Homem, que fazes tu? Para quê tanta lida
Tão doidas ambições, tanto ódio, tanta ameaça?
Procuremos somente a Beleza, que a vida
É um Punhado infantil de areia ressequida,
Um som de água ou de bronze e uma sombra que passa.
Murmúrio de água na clepsidra gotejante,
Lentas gotas de som no relógio da torre,
Fio de areia na ampulheta vigilante,
Leve sombra azulando a pedra do quadrante,
Assim se escoa a hora, assim se vive e morre.
Homem, que fazes tu? Para quê tanta lida
Tão doidas ambições, tanto ódio, tanta ameaça?
Procuremos somente a Beleza, que a vida
É um Punhado infantil de areia ressequida,
Um som de água ou de bronze e uma sombra que passa.
Eugénio de Castro
Eugénio de Castro, no seu poema A sombra do quadrante, lança a seguinte interrogação: “Homem, que fazes tu? Para quê tanta lida / Tão doidas ambições, tanto ódio, tanta ameaça?”
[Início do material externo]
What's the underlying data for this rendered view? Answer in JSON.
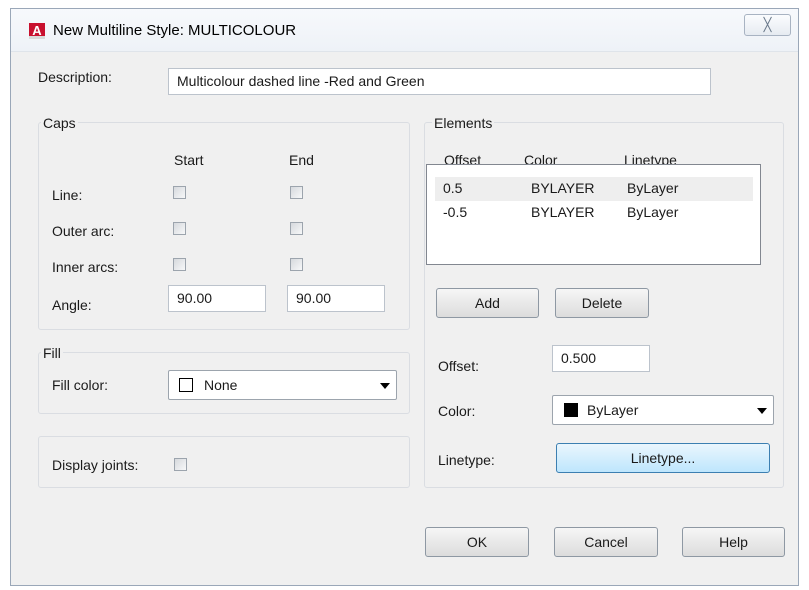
{
  "dialog": {
    "title": "New Multiline Style: MULTICOLOUR",
    "app_icon_letter": "A",
    "close_glyph": "╳"
  },
  "description": {
    "label": "Description:",
    "value": "Multicolour dashed line -Red and Green"
  },
  "caps": {
    "group_label": "Caps",
    "start_header": "Start",
    "end_header": "End",
    "line_label": "Line:",
    "line_start_checked": false,
    "line_end_checked": false,
    "outer_arc_label": "Outer arc:",
    "outer_arc_start_checked": false,
    "outer_arc_end_checked": false,
    "inner_arcs_label": "Inner arcs:",
    "inner_arcs_start_checked": false,
    "inner_arcs_end_checked": false,
    "angle_label": "Angle:",
    "angle_start": "90.00",
    "angle_end": "90.00"
  },
  "fill": {
    "group_label": "Fill",
    "fill_color_label": "Fill color:",
    "fill_color_value": "None",
    "fill_swatch_color": "#ffffff"
  },
  "joints": {
    "label": "Display joints:",
    "checked": false
  },
  "elements": {
    "group_label": "Elements",
    "columns": [
      "Offset",
      "Color",
      "Linetype"
    ],
    "rows": [
      {
        "offset": "0.5",
        "color": "BYLAYER",
        "linetype": "ByLayer",
        "selected": true
      },
      {
        "offset": "-0.5",
        "color": "BYLAYER",
        "linetype": "ByLayer",
        "selected": false
      }
    ],
    "add_label": "Add",
    "delete_label": "Delete",
    "offset_label": "Offset:",
    "offset_value": "0.500",
    "color_label": "Color:",
    "color_value": "ByLayer",
    "color_swatch": "#000000",
    "linetype_label": "Linetype:",
    "linetype_button": "Linetype..."
  },
  "buttons": {
    "ok": "OK",
    "cancel": "Cancel",
    "help": "Help"
  }
}
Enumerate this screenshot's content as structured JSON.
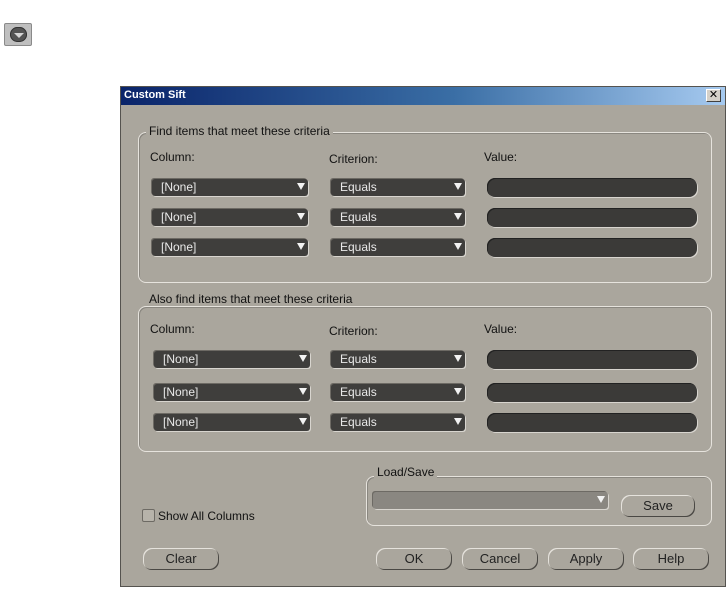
{
  "window": {
    "title": "Custom Sift",
    "close_glyph": "✕"
  },
  "top_widget": {
    "icon": "chevron-down-icon"
  },
  "group1": {
    "legend": "Find items that meet these criteria",
    "column_header": "Column:",
    "criterion_header": "Criterion:",
    "value_header": "Value:",
    "rows": [
      {
        "column": "[None]",
        "criterion": "Equals",
        "value": ""
      },
      {
        "column": "[None]",
        "criterion": "Equals",
        "value": ""
      },
      {
        "column": "[None]",
        "criterion": "Equals",
        "value": ""
      }
    ]
  },
  "group2": {
    "legend": "Also find items that meet these criteria",
    "column_header": "Column:",
    "criterion_header": "Criterion:",
    "value_header": "Value:",
    "rows": [
      {
        "column": "[None]",
        "criterion": "Equals",
        "value": ""
      },
      {
        "column": "[None]",
        "criterion": "Equals",
        "value": ""
      },
      {
        "column": "[None]",
        "criterion": "Equals",
        "value": ""
      }
    ]
  },
  "show_all_columns": {
    "label": "Show All Columns",
    "checked": false
  },
  "load_save": {
    "legend": "Load/Save",
    "selected": "",
    "save_label": "Save"
  },
  "buttons": {
    "clear": "Clear",
    "ok": "OK",
    "cancel": "Cancel",
    "apply": "Apply",
    "help": "Help"
  }
}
A Biblioteca decidiu abordar o tema da violência, não só porque é uma questão actual, mas também porque é um problema sem soluções definitivas e incontestáveis. E sobretudo porque a todos diz respeito, quer como seus autores, quer como suas vítimas.
É, não obstante, um dado incontroverso que a violência impregnou as artes e a cultura e muito particularmente o cinema, a música, a televisão e os videogames.
Como refere Carlo Climati (in Os jovens e o esoterismo, Lisboa, Paulinas, 2001):
... Depois do rock, da banda desenhada e do cinema, também os jogos de vídeo foram «contaminados» por esta tendência.
Certos jogos de vídeo parecem contribuir para um processo de habituação ao mal por parte dos jovens. As novas gerações cada vez se acostumam mais à violência, até ao ponto de esta as deixar indiferentes. Ou antes, em certos casos, as encenações de “terror” e as imagens monstruosas chegam mesmo a tornar-se instrumentos “fascinantes”, utilizados para vender mais jogos de vídeo e para chamar a atenção dos jovens.
Por outro lado, uma nota predominante dos conteúdos destes jogos de vídeo é a luta pela sobrevivência. O referido autor (ob. cit.) acrescenta que, nestes jogos,
... o jogador tem de se confrontar com contínuos desafios de morte para conseguir manter-se vivo, aumentando, ao mesmo tempo, o seu poder. O problema é que esta luta se transforma, por vezes, numa verdadeira educação para a violência e para o espezinhamento dos outros.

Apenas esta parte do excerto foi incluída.